If the pipeline is run on a single machine (i.e., not on a distributed cluster), for large datasets consider using a production grade runner like Flink. This can be done by adding the parameter --runner=FlinkRunner (use --maxParallelism and --parallelism to control parallelism).
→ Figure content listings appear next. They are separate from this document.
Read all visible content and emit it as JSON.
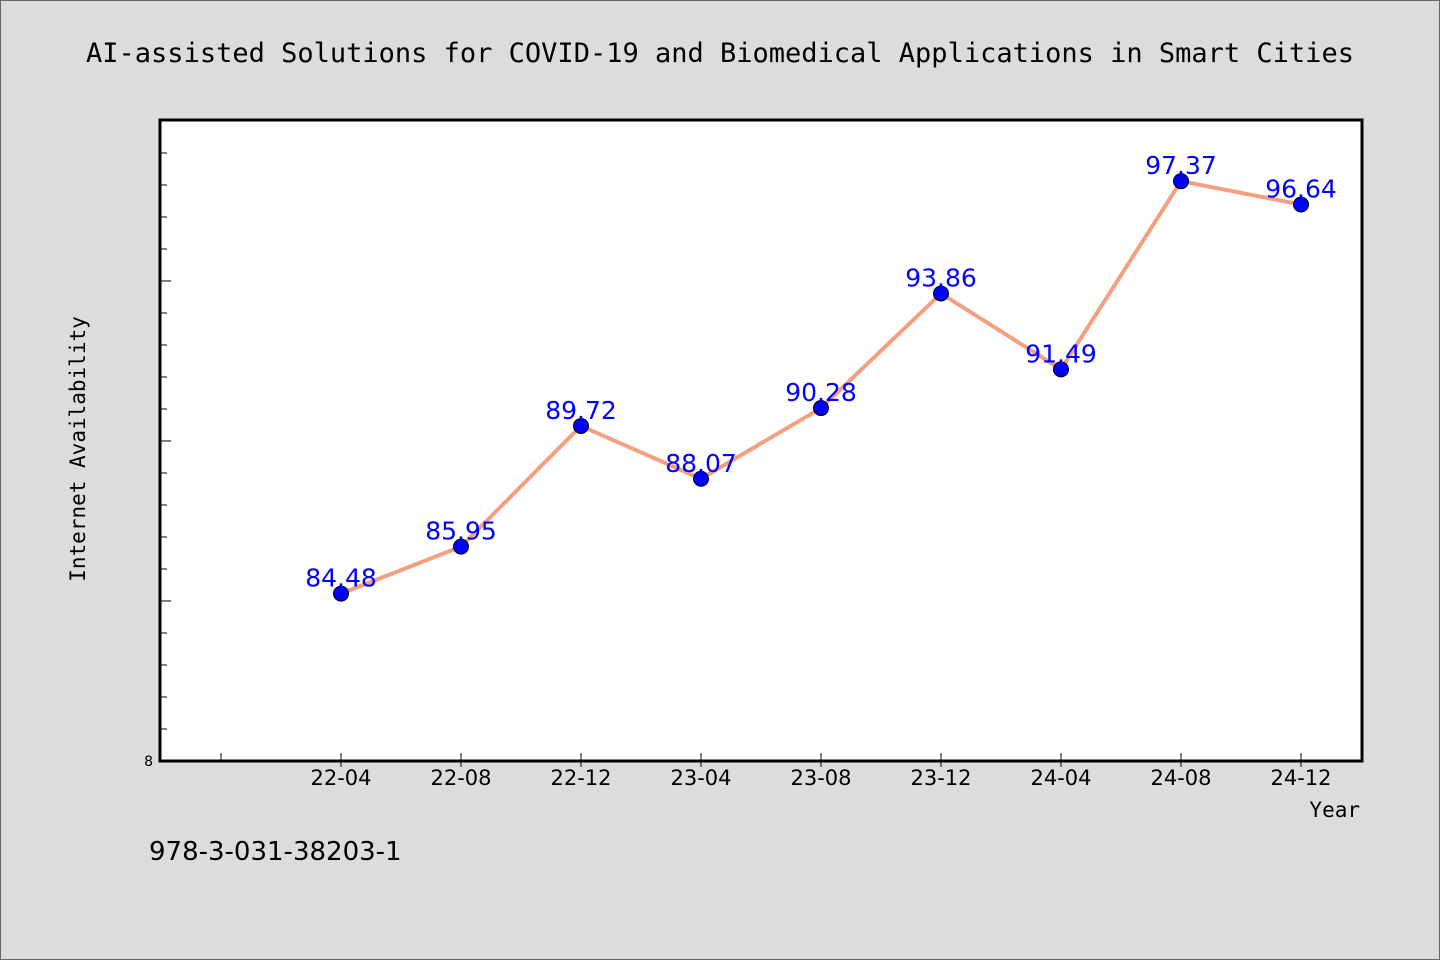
{
  "page": {
    "isbn": "978-3-031-38203-1"
  },
  "chart_data": {
    "type": "line",
    "title": "AI-assisted Solutions for COVID-19 and Biomedical Applications in Smart Cities",
    "xlabel": "Year",
    "ylabel": "Internet Availability",
    "categories": [
      "22-04",
      "22-08",
      "22-12",
      "23-04",
      "23-08",
      "23-12",
      "24-04",
      "24-08",
      "24-12"
    ],
    "series": [
      {
        "values": [
          84.48,
          85.95,
          89.72,
          88.07,
          90.28,
          93.86,
          91.49,
          97.37,
          96.64
        ],
        "line_color": "#f4a080",
        "marker_color": "#0000ff",
        "label_color": "#0000ff"
      }
    ],
    "ylim": [
      79.25,
      99.25
    ],
    "y_tick_label": "8",
    "grid": false,
    "legend": "none",
    "data_labels": true
  }
}
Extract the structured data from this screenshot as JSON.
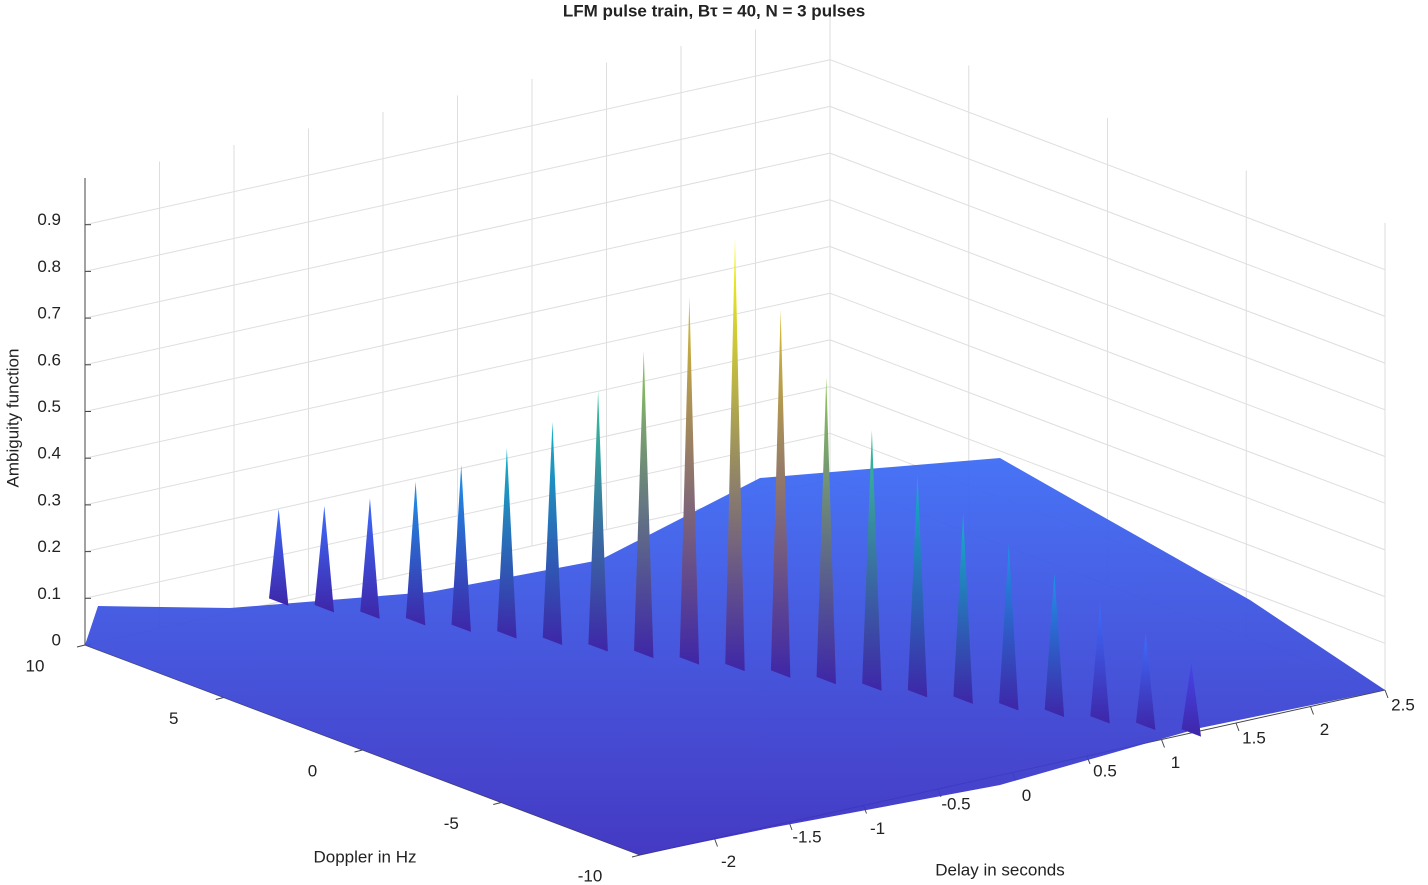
{
  "chart_data": {
    "type": "surface3d",
    "title": "LFM  pulse  train,  Bτ  =  40,  N  =  3  pulses",
    "x_label": "Delay in seconds",
    "y_label": "Doppler in Hz",
    "z_label": "Ambiguity function",
    "xlim": [
      -2.5,
      2.5
    ],
    "ylim": [
      -10,
      10
    ],
    "zlim": [
      0,
      1
    ],
    "xticks": [
      -2,
      -1.5,
      -1,
      -0.5,
      0,
      0.5,
      1,
      1.5,
      2,
      2.5
    ],
    "yticks": [
      -10,
      -5,
      0,
      5,
      10
    ],
    "zticks": [
      0,
      0.1,
      0.2,
      0.3,
      0.4,
      0.5,
      0.6,
      0.7,
      0.8,
      0.9
    ],
    "grid": true,
    "colormap": [
      "#3e26a8",
      "#4746eb",
      "#3e6dfd",
      "#1f94e8",
      "#14b3c8",
      "#35c49a",
      "#8dca5a",
      "#d9be35",
      "#fcce2e",
      "#f9fb15"
    ],
    "x": [
      -1.2,
      -1.08,
      -0.96,
      -0.84,
      -0.72,
      -0.6,
      -0.48,
      -0.36,
      -0.24,
      -0.12,
      0,
      0.12,
      0.24,
      0.36,
      0.48,
      0.6,
      0.72,
      0.84,
      0.96,
      1.08,
      1.2
    ],
    "y": [
      10,
      9,
      8,
      7,
      6,
      5,
      4,
      3,
      2,
      1,
      0,
      -1,
      -2,
      -3,
      -4,
      -5,
      -6,
      -7,
      -8,
      -9,
      -10
    ],
    "z": [
      0.2,
      0.22,
      0.25,
      0.3,
      0.35,
      0.4,
      0.47,
      0.55,
      0.65,
      0.78,
      0.92,
      0.78,
      0.65,
      0.55,
      0.47,
      0.4,
      0.35,
      0.3,
      0.25,
      0.2,
      0.15
    ]
  }
}
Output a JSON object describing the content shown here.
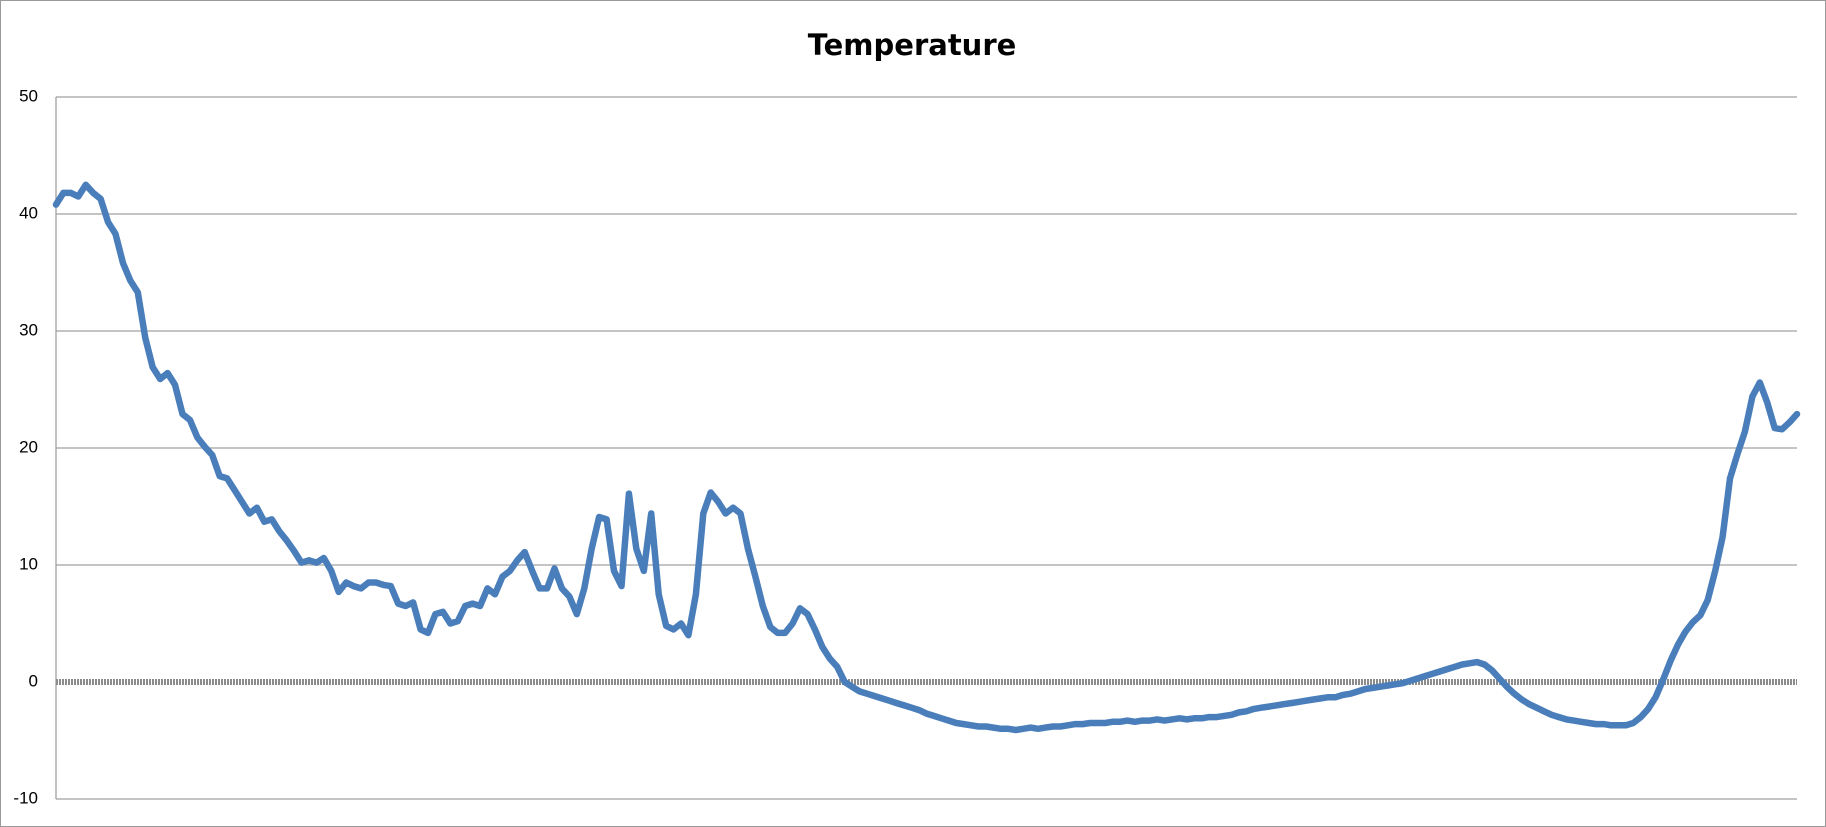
{
  "chart_data": {
    "type": "line",
    "title": "Temperature",
    "series": [
      {
        "name": "Temperature",
        "color": "#4a7ebb",
        "values": [
          40.8,
          41.8,
          41.8,
          41.5,
          42.5,
          41.8,
          41.3,
          39.3,
          38.3,
          35.8,
          34.3,
          33.3,
          29.4,
          26.9,
          25.9,
          26.4,
          25.4,
          22.9,
          22.4,
          20.9,
          20.1,
          19.4,
          17.6,
          17.4,
          16.4,
          15.4,
          14.4,
          14.9,
          13.7,
          13.9,
          12.9,
          12.1,
          11.2,
          10.2,
          10.4,
          10.2,
          10.6,
          9.5,
          7.7,
          8.5,
          8.2,
          8.0,
          8.5,
          8.5,
          8.3,
          8.2,
          6.7,
          6.5,
          6.8,
          4.5,
          4.2,
          5.8,
          6.0,
          5.0,
          5.2,
          6.5,
          6.7,
          6.5,
          8.0,
          7.5,
          9.0,
          9.5,
          10.4,
          11.1,
          9.5,
          8.0,
          8.0,
          9.7,
          8.0,
          7.3,
          5.8,
          8.0,
          11.4,
          14.1,
          13.9,
          9.5,
          8.2,
          16.1,
          11.4,
          9.5,
          14.4,
          7.5,
          4.8,
          4.5,
          5.0,
          4.0,
          7.5,
          14.4,
          16.2,
          15.4,
          14.4,
          14.9,
          14.4,
          11.4,
          9.0,
          6.5,
          4.7,
          4.2,
          4.2,
          5.0,
          6.3,
          5.8,
          4.5,
          3.0,
          2.0,
          1.3,
          0.0,
          -0.4,
          -0.8,
          -1.0,
          -1.2,
          -1.4,
          -1.6,
          -1.8,
          -2.0,
          -2.2,
          -2.4,
          -2.7,
          -2.9,
          -3.1,
          -3.3,
          -3.5,
          -3.6,
          -3.7,
          -3.8,
          -3.8,
          -3.9,
          -4.0,
          -4.0,
          -4.1,
          -4.0,
          -3.9,
          -4.0,
          -3.9,
          -3.8,
          -3.8,
          -3.7,
          -3.6,
          -3.6,
          -3.5,
          -3.5,
          -3.5,
          -3.4,
          -3.4,
          -3.3,
          -3.4,
          -3.3,
          -3.3,
          -3.2,
          -3.3,
          -3.2,
          -3.1,
          -3.2,
          -3.1,
          -3.1,
          -3.0,
          -3.0,
          -2.9,
          -2.8,
          -2.6,
          -2.5,
          -2.3,
          -2.2,
          -2.1,
          -2.0,
          -1.9,
          -1.8,
          -1.7,
          -1.6,
          -1.5,
          -1.4,
          -1.3,
          -1.3,
          -1.1,
          -1.0,
          -0.8,
          -0.6,
          -0.5,
          -0.4,
          -0.3,
          -0.2,
          -0.1,
          0.1,
          0.3,
          0.5,
          0.7,
          0.9,
          1.1,
          1.3,
          1.5,
          1.6,
          1.7,
          1.5,
          1.0,
          0.3,
          -0.4,
          -1.0,
          -1.5,
          -1.9,
          -2.2,
          -2.5,
          -2.8,
          -3.0,
          -3.2,
          -3.3,
          -3.4,
          -3.5,
          -3.6,
          -3.6,
          -3.7,
          -3.7,
          -3.7,
          -3.5,
          -3.0,
          -2.3,
          -1.3,
          0.2,
          1.8,
          3.2,
          4.3,
          5.1,
          5.7,
          7.0,
          9.5,
          12.4,
          17.4,
          19.5,
          21.4,
          24.4,
          25.6,
          23.9,
          21.7,
          21.6,
          22.2,
          22.9
        ]
      }
    ],
    "ylim": [
      -10,
      50
    ],
    "yticks": [
      -10,
      0,
      10,
      20,
      30,
      40,
      50
    ],
    "grid": true,
    "zero_line": true,
    "legend": false
  }
}
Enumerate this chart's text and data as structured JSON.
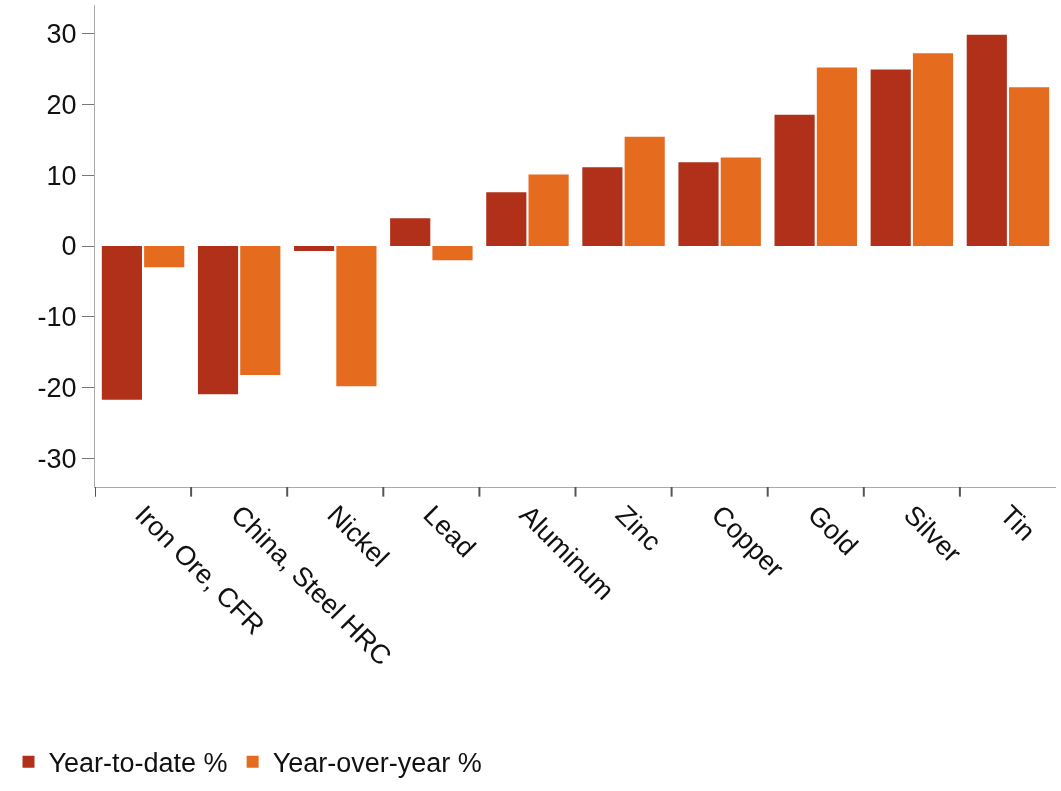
{
  "chart_data": {
    "type": "bar",
    "categories": [
      "Iron Ore, CFR",
      "China, Steel HRC",
      "Nickel",
      "Lead",
      "Aluminum",
      "Zinc",
      "Copper",
      "Gold",
      "Silver",
      "Tin"
    ],
    "series": [
      {
        "name": "Year-to-date %",
        "color": "#b0301a",
        "values": [
          -21.7,
          -20.9,
          -0.7,
          3.9,
          7.6,
          11.1,
          11.8,
          18.5,
          24.9,
          29.8
        ]
      },
      {
        "name": "Year-over-year %",
        "color": "#e56b1f",
        "values": [
          -3.0,
          -18.2,
          -19.8,
          -2.0,
          10.1,
          15.4,
          12.5,
          25.2,
          27.2,
          22.4
        ]
      }
    ],
    "ylim": [
      -34,
      34
    ],
    "yticks": [
      -30,
      -20,
      -10,
      0,
      10,
      20,
      30
    ],
    "grid": false,
    "legend": "bottom left"
  }
}
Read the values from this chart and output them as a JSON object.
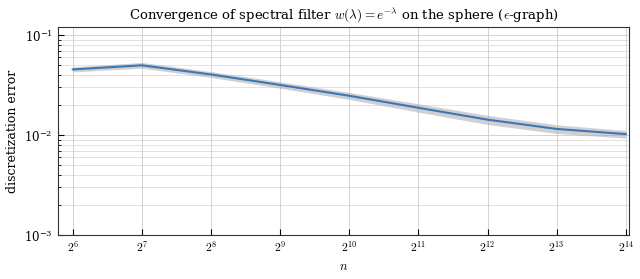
{
  "title": "Convergence of spectral filter $w(\\lambda) = e^{-\\lambda}$ on the sphere ($\\epsilon$-graph)",
  "xlabel": "$n$",
  "ylabel": "discretization error",
  "x_exponents": [
    6,
    7,
    8,
    9,
    10,
    11,
    12,
    13,
    14
  ],
  "y_mean": [
    0.0455,
    0.05,
    0.0405,
    0.0318,
    0.0248,
    0.0188,
    0.0143,
    0.01155,
    0.01025
  ],
  "y_lower": [
    0.043,
    0.0468,
    0.0378,
    0.0295,
    0.0228,
    0.017,
    0.0128,
    0.0104,
    0.00935
  ],
  "y_upper": [
    0.0482,
    0.0535,
    0.0433,
    0.0342,
    0.0268,
    0.0206,
    0.0158,
    0.0127,
    0.01115
  ],
  "line_color": "#3a78b5",
  "band_color": "#aaaaaa",
  "band_alpha": 0.55,
  "ylim_lower": 0.001,
  "ylim_upper": 0.12,
  "xlim_lower": 55,
  "xlim_upper": 17000,
  "background_color": "#ffffff",
  "grid_color": "#cccccc",
  "line_width": 1.5,
  "title_fontsize": 9.5,
  "label_fontsize": 9,
  "tick_fontsize": 8.5
}
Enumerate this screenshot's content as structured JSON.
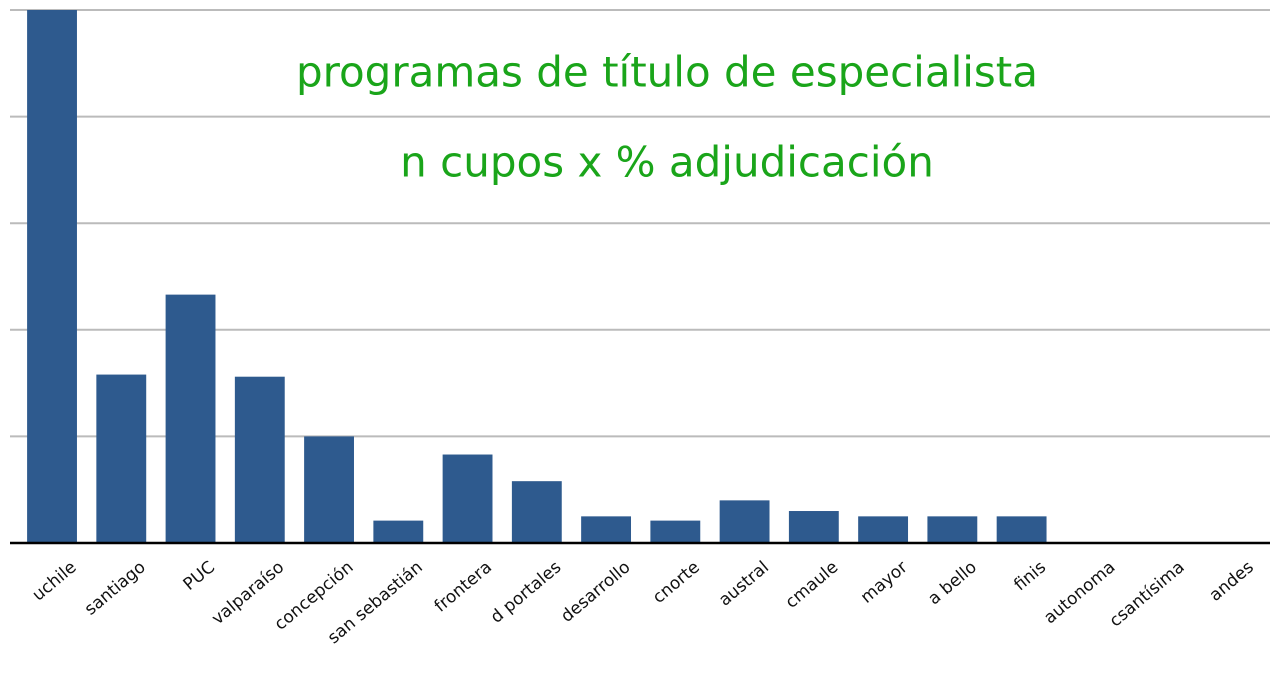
{
  "chart_data": {
    "type": "bar",
    "title": "programas de título de especialista",
    "subtitle": "n cupos x % adjudicación",
    "categories": [
      "uchile",
      "santiago",
      "PUC",
      "valparaíso",
      "concepción",
      "san sebastián",
      "frontera",
      "d portales",
      "desarrollo",
      "cnorte",
      "austral",
      "cmaule",
      "mayor",
      "a bello",
      "finis",
      "autonoma",
      "csantísima",
      "andes"
    ],
    "values": [
      5.0,
      1.58,
      2.33,
      1.56,
      1.0,
      0.21,
      0.83,
      0.58,
      0.25,
      0.21,
      0.4,
      0.3,
      0.25,
      0.25,
      0.25,
      0,
      0,
      0
    ],
    "color": "#2e5a8e",
    "ylim": [
      0,
      5
    ],
    "yticks": [
      0,
      1,
      2,
      3,
      4,
      5
    ],
    "grid": true
  }
}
This should not give a significant run time improvement but may avoid some of the memory issues of DirectRunner.

Example configurations

These examples are set up to work with local test servers.

FHIR Search to Parquet files

Example run:

java -cp ./pipelines/batch/target/batch-bundled-0.1.0-SNAPSHOT.jar \
    org.openmrs.analytics.FhirEtl \
    --fhirServerUrl=http://localhost:8091/fhir \
    --outputParquetPath=/tmp/TEST/ \
    --resourceList=Patient,Encounter,Observation

HAPI FHIR JDBC to a FHIR server

Example run:

java -cp ./pipelines/batch/target/batch-bundled-0.1.0-SNAPSHOT.jar \
    org.openmrs.analytics.FhirEtl \
    --fhirServerUrl=http://localhost:8091/fhir \
    --resourceList=Patient,Encounter,Observation \
    --fhirDatabaseConfigPath=./utils/hapi-postgres-config.json \
    --jdbcModeEnabled=true --jdbcModeHapi=true \
    --jdbcMaxPoolSize=50 --jdbcFetchSize=1000 \
    --jdbcDriverClass=org.postgresql.Driver \
    --fhirSinkPath=http://localhost:8099/fhir \
    --sinkUserName=hapi --sinkPassword=hapi

How to query the data warehouse

To query Parquet files, load them into a compatible data engine such as Apache Spark. The single machine Docker Compose configuration runs the pipeline and loads data into an Apache Spark Thrift server for you.